Its shipping business added five more cargo planes to the sole Boeing 767 freighter it operated a year ago, though cargo revenues dropped 40 per cent year over year. Only four of those freighters were in use, while the other planes that had been temporarily converted to cargo shipping reverted to passenger trips as China reopened and e-commerce and consumer demand scaled back.
Chief financial officer Amos Kazzaz, slated to step down on June 30, noted that “the cost of the world is different” than before 2020, with everything from airplane food to ground handlers toting a higher price tag.
Air Canada’s $4-million profit was a far cry from its first-quarter net earnings of $345 million in 2019, the last full year untouched by COVID-19. That owes partly to a 30 per cent increase in the cost of jet fuel over the past year as well as greater maintenance and labor expenses.
Meanwhile, thanks to higher rates, the interest expense on Air Canada’s $6.5-billion net debt rose 17 per cent to $245 million year over year, even though the carrier had reduced that debt by a half-billion dollars.
But that leverage is dropping faster than anticipated, analysts say, with the airline’s net debt ratio sitting at 3.2 times at the end of the quarter compared to 5.1 times at the end of 2022.
Lower-than-expected current jet fuel prices prompted Air Canada last week to raise its financial forecast for the year. The Montreal-based company boosted its adjusted earnings expectations to between $3.5 billion and $4 billion from $2.5 billion to $3 billion.
Pricier tickets are helping too. Passenger yield — the average amount received per customer flown one mile — climbed nine per cent year over year, despite feisty competition from budget carriers for sun destinations and some domestic routes.
“There is likely ongoing yield pressure from new ultra-low-cost entrants. However, these new competitive pressures have been more than offset by a robust international environment and significant ground package revenues at Air Canada Vacations, which outperformed our expectations,” said TD Cowen analyst Helane Becker in a note to investors.

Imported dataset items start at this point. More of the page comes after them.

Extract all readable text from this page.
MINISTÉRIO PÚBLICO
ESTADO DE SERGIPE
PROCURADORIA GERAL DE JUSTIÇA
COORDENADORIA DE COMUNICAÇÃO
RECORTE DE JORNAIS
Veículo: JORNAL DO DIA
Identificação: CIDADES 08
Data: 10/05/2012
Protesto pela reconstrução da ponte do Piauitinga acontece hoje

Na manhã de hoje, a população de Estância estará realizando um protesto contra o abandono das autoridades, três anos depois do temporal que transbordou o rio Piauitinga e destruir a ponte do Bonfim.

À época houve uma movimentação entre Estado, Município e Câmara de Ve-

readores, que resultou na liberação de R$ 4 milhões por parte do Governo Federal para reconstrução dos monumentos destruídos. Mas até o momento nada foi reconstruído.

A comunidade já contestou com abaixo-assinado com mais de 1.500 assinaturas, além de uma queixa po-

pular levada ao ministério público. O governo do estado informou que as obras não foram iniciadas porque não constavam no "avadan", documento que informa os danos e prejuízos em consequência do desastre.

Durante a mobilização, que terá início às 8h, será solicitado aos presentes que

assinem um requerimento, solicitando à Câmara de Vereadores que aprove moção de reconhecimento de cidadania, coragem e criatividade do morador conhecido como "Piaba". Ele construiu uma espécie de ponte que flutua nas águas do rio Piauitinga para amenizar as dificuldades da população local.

Business travelers are also finally starting to return — and they’re willing to pay. About 30 per cent of year-over-year revenue growth last quarter came from “premium cabins,” said Mark Galardo, Air Canada’s head of revenue and network planning.

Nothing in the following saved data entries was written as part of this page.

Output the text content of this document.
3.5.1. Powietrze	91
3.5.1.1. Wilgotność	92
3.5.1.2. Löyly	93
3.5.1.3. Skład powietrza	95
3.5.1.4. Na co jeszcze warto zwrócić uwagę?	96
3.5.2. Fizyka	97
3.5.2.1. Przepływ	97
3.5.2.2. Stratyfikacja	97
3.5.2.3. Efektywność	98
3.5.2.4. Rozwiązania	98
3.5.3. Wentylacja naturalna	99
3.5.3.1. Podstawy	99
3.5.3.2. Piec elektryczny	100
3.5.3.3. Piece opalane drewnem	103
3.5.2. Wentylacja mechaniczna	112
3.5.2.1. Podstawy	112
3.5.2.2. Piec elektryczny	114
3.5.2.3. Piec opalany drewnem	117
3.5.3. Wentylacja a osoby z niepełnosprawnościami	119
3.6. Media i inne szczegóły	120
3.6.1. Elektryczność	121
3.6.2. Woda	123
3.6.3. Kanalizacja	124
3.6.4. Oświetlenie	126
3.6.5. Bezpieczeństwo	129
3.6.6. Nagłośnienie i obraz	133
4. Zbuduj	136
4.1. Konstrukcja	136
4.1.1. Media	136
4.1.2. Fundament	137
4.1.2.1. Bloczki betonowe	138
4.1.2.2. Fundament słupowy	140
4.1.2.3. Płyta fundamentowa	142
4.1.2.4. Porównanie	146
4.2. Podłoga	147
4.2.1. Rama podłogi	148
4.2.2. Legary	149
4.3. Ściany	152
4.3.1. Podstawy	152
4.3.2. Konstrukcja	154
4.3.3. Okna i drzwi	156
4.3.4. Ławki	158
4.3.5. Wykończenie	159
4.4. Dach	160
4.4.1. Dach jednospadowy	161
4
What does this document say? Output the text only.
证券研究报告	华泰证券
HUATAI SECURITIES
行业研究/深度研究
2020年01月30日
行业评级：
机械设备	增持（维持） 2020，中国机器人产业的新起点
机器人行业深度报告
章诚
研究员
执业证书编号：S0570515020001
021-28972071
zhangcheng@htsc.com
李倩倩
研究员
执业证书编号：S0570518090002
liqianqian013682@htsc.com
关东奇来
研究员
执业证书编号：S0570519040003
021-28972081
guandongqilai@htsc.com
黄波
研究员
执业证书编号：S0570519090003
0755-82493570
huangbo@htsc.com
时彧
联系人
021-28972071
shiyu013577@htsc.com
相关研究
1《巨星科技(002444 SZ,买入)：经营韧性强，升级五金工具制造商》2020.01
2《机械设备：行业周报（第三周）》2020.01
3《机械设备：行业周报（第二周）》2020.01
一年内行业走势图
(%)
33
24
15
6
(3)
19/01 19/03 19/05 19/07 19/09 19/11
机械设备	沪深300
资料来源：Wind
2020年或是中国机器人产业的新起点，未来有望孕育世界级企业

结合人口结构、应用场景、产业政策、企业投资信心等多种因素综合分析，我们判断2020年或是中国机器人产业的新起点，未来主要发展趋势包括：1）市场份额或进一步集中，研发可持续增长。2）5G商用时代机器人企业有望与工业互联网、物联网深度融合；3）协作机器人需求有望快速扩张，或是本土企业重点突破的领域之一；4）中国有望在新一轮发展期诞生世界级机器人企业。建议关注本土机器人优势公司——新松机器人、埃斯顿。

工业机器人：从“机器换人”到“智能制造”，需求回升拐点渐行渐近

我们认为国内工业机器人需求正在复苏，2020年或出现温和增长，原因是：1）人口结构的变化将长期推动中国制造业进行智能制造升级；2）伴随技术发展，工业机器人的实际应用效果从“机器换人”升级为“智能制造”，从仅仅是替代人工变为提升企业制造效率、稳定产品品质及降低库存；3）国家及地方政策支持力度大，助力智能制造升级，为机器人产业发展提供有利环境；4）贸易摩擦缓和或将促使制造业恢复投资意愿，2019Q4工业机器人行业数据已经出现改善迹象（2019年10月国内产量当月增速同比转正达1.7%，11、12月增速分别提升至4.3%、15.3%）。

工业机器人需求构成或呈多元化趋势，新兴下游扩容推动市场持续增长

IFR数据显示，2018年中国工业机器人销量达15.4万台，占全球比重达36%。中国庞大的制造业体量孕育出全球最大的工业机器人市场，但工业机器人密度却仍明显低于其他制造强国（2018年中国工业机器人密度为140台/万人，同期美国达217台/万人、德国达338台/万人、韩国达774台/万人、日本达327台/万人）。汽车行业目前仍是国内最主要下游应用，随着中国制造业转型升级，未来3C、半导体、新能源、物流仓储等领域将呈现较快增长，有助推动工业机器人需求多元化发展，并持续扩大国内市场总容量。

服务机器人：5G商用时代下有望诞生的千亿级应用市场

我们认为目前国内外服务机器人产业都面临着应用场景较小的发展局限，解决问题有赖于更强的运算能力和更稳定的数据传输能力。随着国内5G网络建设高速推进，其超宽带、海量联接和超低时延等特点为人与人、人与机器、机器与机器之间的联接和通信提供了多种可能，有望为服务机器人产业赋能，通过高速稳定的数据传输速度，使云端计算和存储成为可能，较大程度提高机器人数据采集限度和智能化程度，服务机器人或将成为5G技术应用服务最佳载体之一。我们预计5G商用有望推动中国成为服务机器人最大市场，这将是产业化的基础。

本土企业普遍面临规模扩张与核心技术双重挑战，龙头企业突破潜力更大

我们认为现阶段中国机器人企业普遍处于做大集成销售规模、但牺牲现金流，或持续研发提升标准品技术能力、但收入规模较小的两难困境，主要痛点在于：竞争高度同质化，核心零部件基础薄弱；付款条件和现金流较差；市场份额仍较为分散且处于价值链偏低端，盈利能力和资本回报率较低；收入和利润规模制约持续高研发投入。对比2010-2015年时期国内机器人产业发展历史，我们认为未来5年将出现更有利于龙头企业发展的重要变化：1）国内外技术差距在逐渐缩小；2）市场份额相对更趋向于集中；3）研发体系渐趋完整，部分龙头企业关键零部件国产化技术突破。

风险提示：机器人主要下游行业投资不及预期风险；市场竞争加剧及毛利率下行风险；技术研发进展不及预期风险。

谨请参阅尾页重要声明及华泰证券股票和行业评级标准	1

“The strong and improving collaboration between our people and our ecosystem partners has been key to our service delivery during this period, and sets our expectations for continued strong performance through the summer,” added Rousseau.

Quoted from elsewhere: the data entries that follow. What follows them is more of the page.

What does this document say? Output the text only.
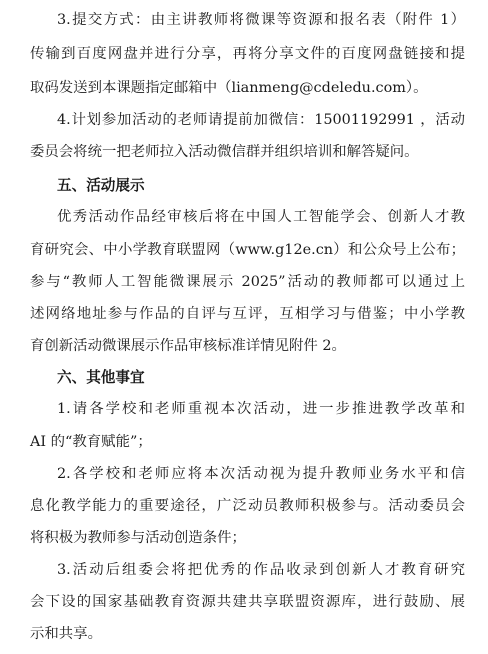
3.提交方式：由主讲教师将微课等资源和报名表（附件 1）
传输到百度网盘并进行分享，再将分享文件的百度网盘链接和提
取码发送到本课题指定邮箱中（lianmeng@cdeledu.com）。
4.计划参加活动的老师请提前加微信：15001192991 ，活动
委员会将统一把老师拉入活动微信群并组织培训和解答疑问。
五、活动展示
优秀活动作品经审核后将在中国人工智能学会、创新人才教
育研究会、中小学教育联盟网（www.g12e.cn）和公众号上公布；
参与“教师人工智能微课展示 2025”活动的教师都可以通过上
述网络地址参与作品的自评与互评，互相学习与借鉴；中小学教
育创新活动微课展示作品审核标准详情见附件 2。
六、其他事宜
1.请各学校和老师重视本次活动，进一步推进教学改革和
AI 的“教育赋能”；
2.各学校和老师应将本次活动视为提升教师业务水平和信
息化教学能力的重要途径，广泛动员教师积极参与。活动委员会
将积极为教师参与活动创造条件；
3.活动后组委会将把优秀的作品收录到创新人才教育研究
会下设的国家基础教育资源共建共享联盟资源库，进行鼓励、展
示和共享。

Perhaps not strong enough. On Thursday the National Airlines Council, which represents Air Canada and three other large airlines, called on Ottawa to impose a system of “shared accountability” on the aviation sector. It hopes to see industry players — from security screeners to border guards and air traffic controllers — shoulder responsibility when due to flight delays and cancellations that result in passenger compensation and communicate reasons for those disruptions.
Friday’s reported revenue for the quarter was up 90 per cent from the $2.6 billion in the first three months of 2022.
On an adjusted basis, Air Canada said it lost 53 cents per diluted share last quarter compared with an adjusted loss of $2.09 per diluted share a year earlier.
The average analyst estimate predicted an adjusted loss of 74 cents per share and $4.35 billion in revenue, according to financial markets firm Refinitiv.